On M2 Pro I've got min(ms):0.255333 avg(ms):0.357945 on ACL SHA c5ab4df0c11dc66db47f2070edc719923af3367e and min(ms):0.042875 avg(ms):0.0624329 on SHA 4a9dbedfbfa66c2612c7461e60cd867b8aea825b.

@morgolock could you please try to repeat these steps?

UPD:
Couple comments:

  1. Please take oneDNN fork that is used by OpenVINO: https://github.com/openvinotoolkit/oneDNN (SHA - 4e29b771fcdfab5bdb219a495e694d6206e52b67)
  2. You need to apply 2 small changes to oneDNN to adopt new version of ACL: openvinotoolkit/oneDNN@19bb9f2...d76046a
  3. I reproduced the issue using benchdnn on Mac M1 mini: total perf: min(ms):0.273542 avg(ms):0.309104 on c5ab4df0c11dc66db47f2070edc719923af3367e and total perf: min(ms):0.0366251 avg(ms):0.0638425 on 4a9dbedfbfa66c2612c7461e60cd867b8aea825b

Hi @alvoron

Thanks for reporting this performance regression and providing so much detail.

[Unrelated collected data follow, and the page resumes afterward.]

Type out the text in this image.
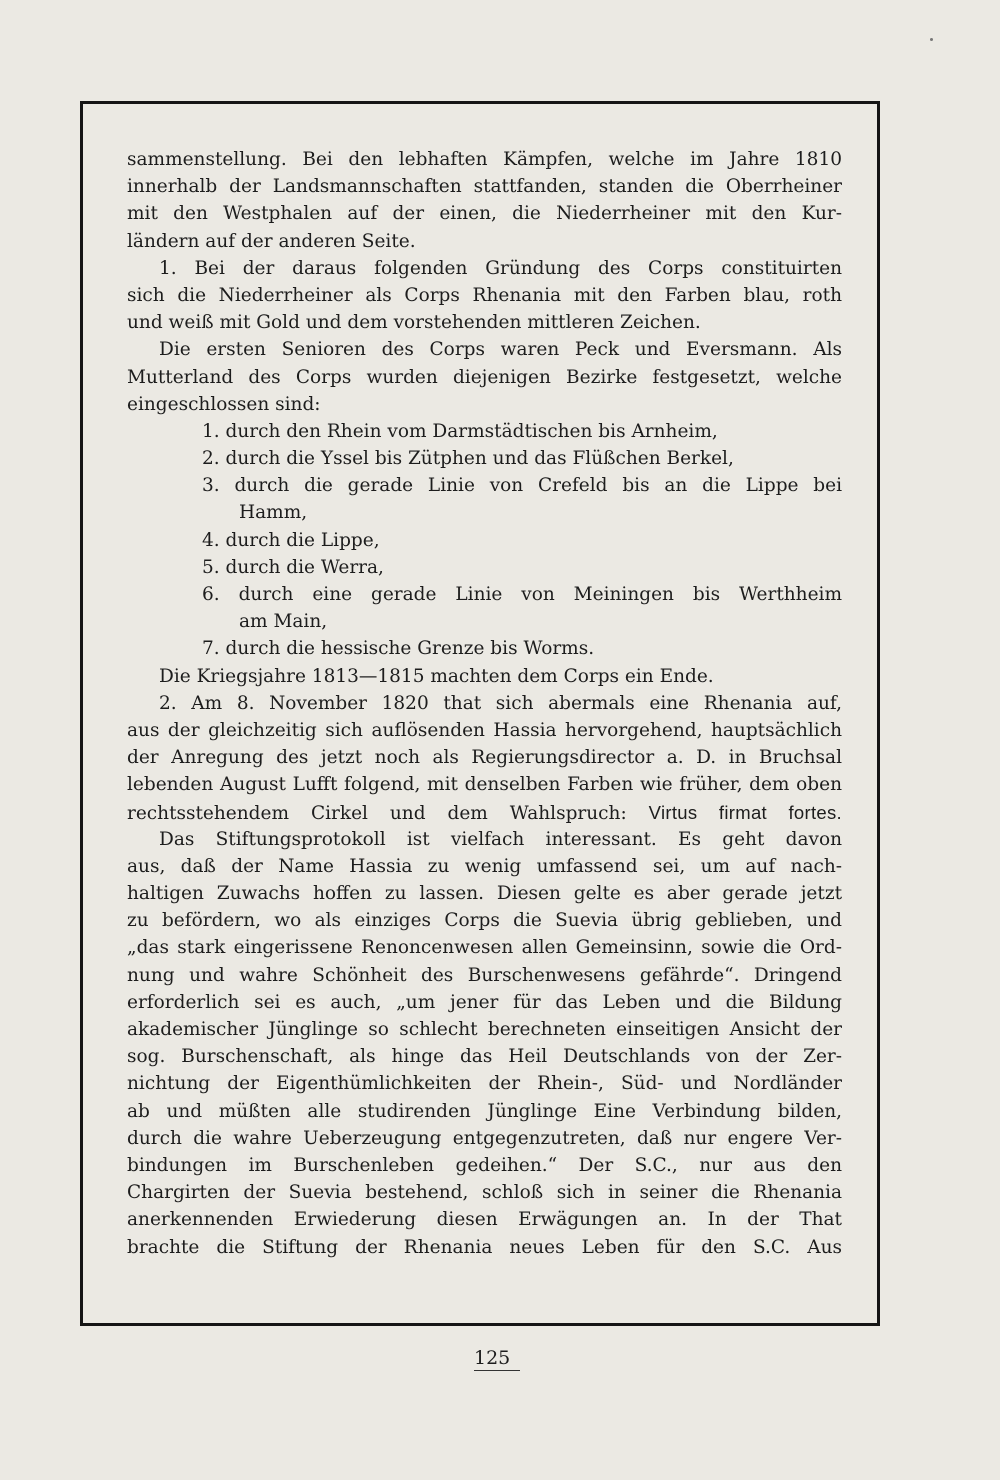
sammenstellung. Bei den lebhaften Kämpfen, welche im Jahre 1810
innerhalb der Landsmannschaften stattfanden, standen die Oberrheiner
mit den Westphalen auf der einen, die Niederrheiner mit den Kur-
ländern auf der anderen Seite.
1. Bei der daraus folgenden Gründung des Corps constituirten
sich die Niederrheiner als Corps Rhenania mit den Farben blau, roth
und weiß mit Gold und dem vorstehenden mittleren Zeichen.
Die ersten Senioren des Corps waren Peck und Eversmann. Als
Mutterland des Corps wurden diejenigen Bezirke festgesetzt, welche
eingeschlossen sind:
1. durch den Rhein vom Darmstädtischen bis Arnheim,
2. durch die Yssel bis Zütphen und das Flüßchen Berkel,
3. durch die gerade Linie von Crefeld bis an die Lippe bei
Hamm,
4. durch die Lippe,
5. durch die Werra,
6. durch eine gerade Linie von Meiningen bis Werthheim
am Main,
7. durch die hessische Grenze bis Worms.
Die Kriegsjahre 1813—1815 machten dem Corps ein Ende.
2. Am 8. November 1820 that sich abermals eine Rhenania auf,
aus der gleichzeitig sich auflösenden Hassia hervorgehend, hauptsächlich
der Anregung des jetzt noch als Regierungsdirector a. D. in Bruchsal
lebenden August Lufft folgend, mit denselben Farben wie früher, dem oben
rechtsstehendem Cirkel und dem Wahlspruch: Virtus firmat fortes.
Das Stiftungsprotokoll ist vielfach interessant. Es geht davon
aus, daß der Name Hassia zu wenig umfassend sei, um auf nach-
haltigen Zuwachs hoffen zu lassen. Diesen gelte es aber gerade jetzt
zu befördern, wo als einziges Corps die Suevia übrig geblieben, und
„das stark eingerissene Renoncenwesen allen Gemeinsinn, sowie die Ord-
nung und wahre Schönheit des Burschenwesens gefährde“. Dringend
erforderlich sei es auch, „um jener für das Leben und die Bildung
akademischer Jünglinge so schlecht berechneten einseitigen Ansicht der
sog. Burschenschaft, als hinge das Heil Deutschlands von der Zer-
nichtung der Eigenthümlichkeiten der Rhein-, Süd- und Nordländer
ab und müßten alle studirenden Jünglinge Eine Verbindung bilden,
durch die wahre Ueberzeugung entgegenzutreten, daß nur engere Ver-
bindungen im Burschenleben gedeihen.“ Der S.C., nur aus den
Chargirten der Suevia bestehend, schloß sich in seiner die Rhenania
anerkennenden Erwiederung diesen Erwägungen an. In der That
brachte die Stiftung der Rhenania neues Leben für den S.C. Aus
125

We have merged a patch fixing the problem into the main development branch and we will do a patch release of 24.02 including the fix mentioned above.

Hope this helps

Hi @alvoron

Closing this as it was fixed in 24.02.1

Please reopen if you require further assistance.